Hervé Moysan (La clarté de la loi obscurcie par le technicisme formel de son écriture, pp. 37-48) retient une acception générale de la notion de clarté : la clarté se définit communément comme le “caractère de ce qui est facilement intelligible” et renvoie aux notions de précision et de netteté, sachant que la notion de clarté en droit présente un caractère nécessairement relatif. Ce caractère nécessairement relatif s’explique par de multiples raisons : technicité de la langue juridique, impossibilité pour la norme de prévoir toutes les hypothèses ou encore part irréductible de l’interprétation. La question de la clarté rédactionnelle ne concerne pas seulement son écriture mais aussi la structuration légistique des dispositions règlementaires et législatives. Cette question de la structuration légistique est de plus grande importance qu’il n’y paraît, car elle met en jeu à la fois la clarté et l’authenticité de la loi. En droit français, “seule la version publiée au Journal officiel de la République française fait foi”. Conséquemment, le droit français présente un paradoxe : ce qui fait foi, c’est-à-dire les textes publiés au Journal officiel, n’est pas ce qui est intelligible et ce qui est intelligible, autrement dit, la législation consolidée (qui n’a qu’un statut documentaire), ne fait pas foi. Des solutions sont parfaitement envisageables. La seule technique compatible avec le principe posé, consisterait à imposer au législateur de faire figurer en annexe de la loi le nouvel état des articles modifiés par lui, ou du moins de prescrire au pouvoir réglementaire la publication du texte modifié. D’autres auteurs ont préconisé une solution plus modeste pour améliorer la structuration légistique des textes normatifs, laquelle est sans doute plus simple à mettre en pratique. Ils proposent non seulement d’en introduire les règles dans le Guide de légistique mais recommandent encore “que la qualité rédactionnelle des textes et la faisabilité de leur consolidation entrent dans le cadre de l’avis du Conseil d’État consacré à la qualité de l’étude d’impact” et de “compléter la loi organique du 15 avril 2009 afin que l’étude d’impact envisage particulièrement la qualité rédactionnelle des textes et la faisabilité de leur consolidation”.

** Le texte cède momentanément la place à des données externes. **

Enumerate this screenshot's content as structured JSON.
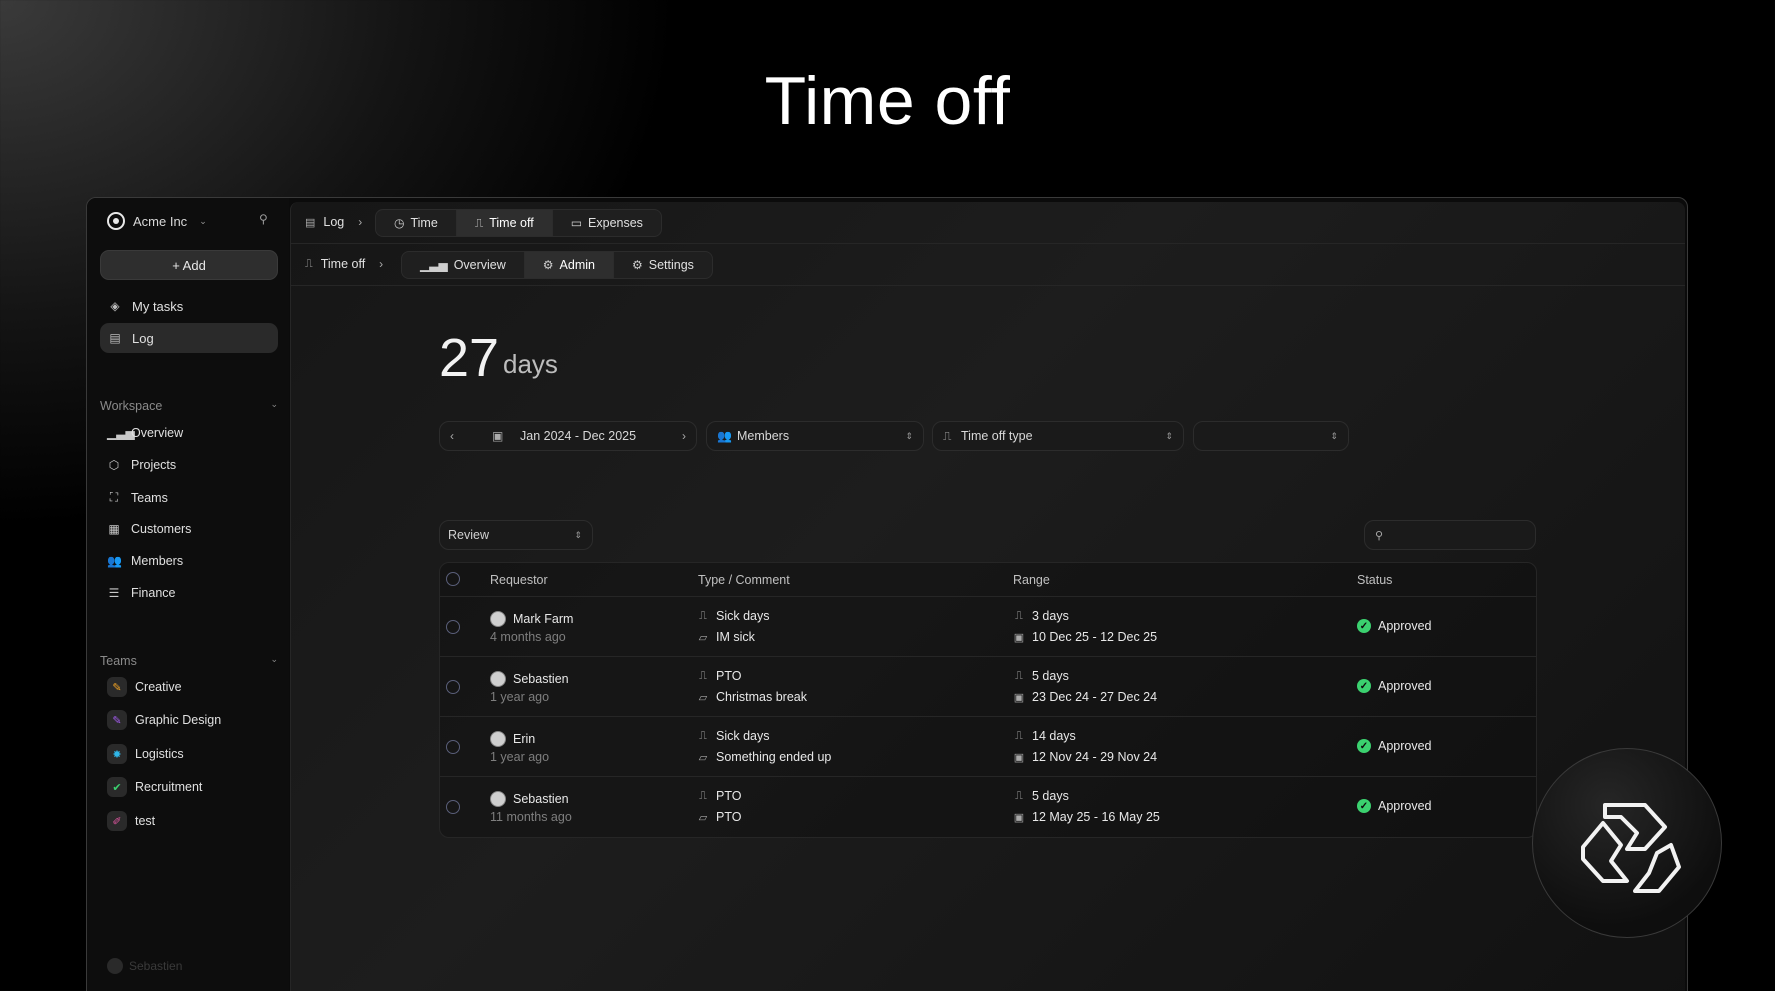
{
  "hero": {
    "title": "Time off"
  },
  "sidebar": {
    "org_name": "Acme Inc",
    "add_label": "+ Add",
    "top_items": [
      {
        "label": "My tasks",
        "icon": "stack-icon"
      },
      {
        "label": "Log",
        "icon": "doc-icon",
        "active": true
      }
    ],
    "workspace_label": "Workspace",
    "workspace_items": [
      {
        "label": "Overview",
        "icon": "bar-chart-icon"
      },
      {
        "label": "Projects",
        "icon": "box-icon"
      },
      {
        "label": "Teams",
        "icon": "scan-icon"
      },
      {
        "label": "Customers",
        "icon": "building-icon"
      },
      {
        "label": "Members",
        "icon": "users-icon"
      },
      {
        "label": "Finance",
        "icon": "database-icon"
      }
    ],
    "teams_label": "Teams",
    "teams": [
      {
        "label": "Creative",
        "color": "#f5a524"
      },
      {
        "label": "Graphic Design",
        "color": "#a45cf0"
      },
      {
        "label": "Logistics",
        "color": "#2fb6e8"
      },
      {
        "label": "Recruitment",
        "color": "#3bd16f"
      },
      {
        "label": "test",
        "color": "#e056a0"
      }
    ],
    "user_name": "Sebastien"
  },
  "topbar": {
    "crumb": "Log",
    "tabs": [
      {
        "label": "Time",
        "icon": "clock-icon"
      },
      {
        "label": "Time off",
        "icon": "door-icon",
        "active": true
      },
      {
        "label": "Expenses",
        "icon": "receipt-icon"
      }
    ]
  },
  "subbar": {
    "crumb": "Time off",
    "tabs": [
      {
        "label": "Overview",
        "icon": "bar-chart-icon"
      },
      {
        "label": "Admin",
        "icon": "admin-icon",
        "active": true
      },
      {
        "label": "Settings",
        "icon": "gear-icon"
      }
    ]
  },
  "summary": {
    "value": "27",
    "unit": "days"
  },
  "filters": {
    "date_range": "Jan 2024 - Dec 2025",
    "members_placeholder": "Members",
    "type_placeholder": "Time off type",
    "extra_value": ""
  },
  "review_select": "Review",
  "table": {
    "headers": {
      "requestor": "Requestor",
      "type": "Type / Comment",
      "range": "Range",
      "status": "Status"
    },
    "rows": [
      {
        "name": "Mark Farm",
        "ago": "4 months ago",
        "type": "Sick days",
        "comment": "IM sick",
        "days": "3 days",
        "dates": "10 Dec 25 - 12 Dec 25",
        "status": "Approved"
      },
      {
        "name": "Sebastien",
        "ago": "1 year ago",
        "type": "PTO",
        "comment": "Christmas break",
        "days": "5 days",
        "dates": "23 Dec 24 - 27 Dec 24",
        "status": "Approved"
      },
      {
        "name": "Erin",
        "ago": "1 year ago",
        "type": "Sick days",
        "comment": "Something ended up",
        "days": "14 days",
        "dates": "12 Nov 24 - 29 Nov 24",
        "status": "Approved"
      },
      {
        "name": "Sebastien",
        "ago": "11 months ago",
        "type": "PTO",
        "comment": "PTO",
        "days": "5 days",
        "dates": "12 May 25 - 16 May 25",
        "status": "Approved"
      }
    ]
  },
  "colors": {
    "approved": "#3bd16f",
    "accent": "#2e2e2e"
  }
}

Selon Suany Mazzitelli (Les limites à la clarté rédactionnelle de la loi dans la “dialectique” entre ordres juridiques : considérations issues de la pratique éditoriale, pp. 49-63), deux besoins s’imposent pour le citoyen : d’une part, le droit contemporain et son application dans le quotidien et le besoin de consulter le droit étranger, de l’autre, une volonté croissante de la part des Etats de faire connaître son droit aux citoyens et aux étrangers. Cette double tendance intéresse la clarté rédactionnelle et soulève la question de l’intercompréhension du droit national étranger. À propos de l’accès aux sources du droit, de la qualité des données disponibles et de la qualité de l’écriture de la loi, l’éditeur juridique peut mettre en évidence les obstacles en matière d’accessibilité matérielle du droit et de fiabilité des données disponibles. Les interactions et influences réciproques entre les systèmes normatifs, les spécificités propres à chaque système juridique et les questions relatives à la langue constituent également des obstacles à l’accessibilité du droit résultant de la “dialectique” entre les ordres juridiques. Le sujet de l’accessibilité du droit n’est pas épuisé et la plus haute transparence dans ce domaine serait souhaitable, au regard notamment du principe d’accessibilité et intelligibilité de la loi. La qualité incertaine des données normatives disponibles serait en lien avec un manque de clarté concernant la nature du texte publié : version officielle d’origine, version consolidée, version en vigueur ou abrogée. D’autres incertitudes peuvent également surgir, lors de la constitution et de la mise à jour des corpus normatif de droit étranger, issues des spécificités de chaque système juridique, des interactions entre les droits applicables sur un territoire étatique et de la langue officielle ou du plurilinguisme. Bref, clarté rédactionnelle et uniformité du droit constituent alors, en reprenant l’expression d’Alexandre Flükinger, des idéaux “louables”, dont les critères et exigences, parfois contradictoires, se heurtent dans la pratique pour tendre à la recherche d’un équilibre subtil.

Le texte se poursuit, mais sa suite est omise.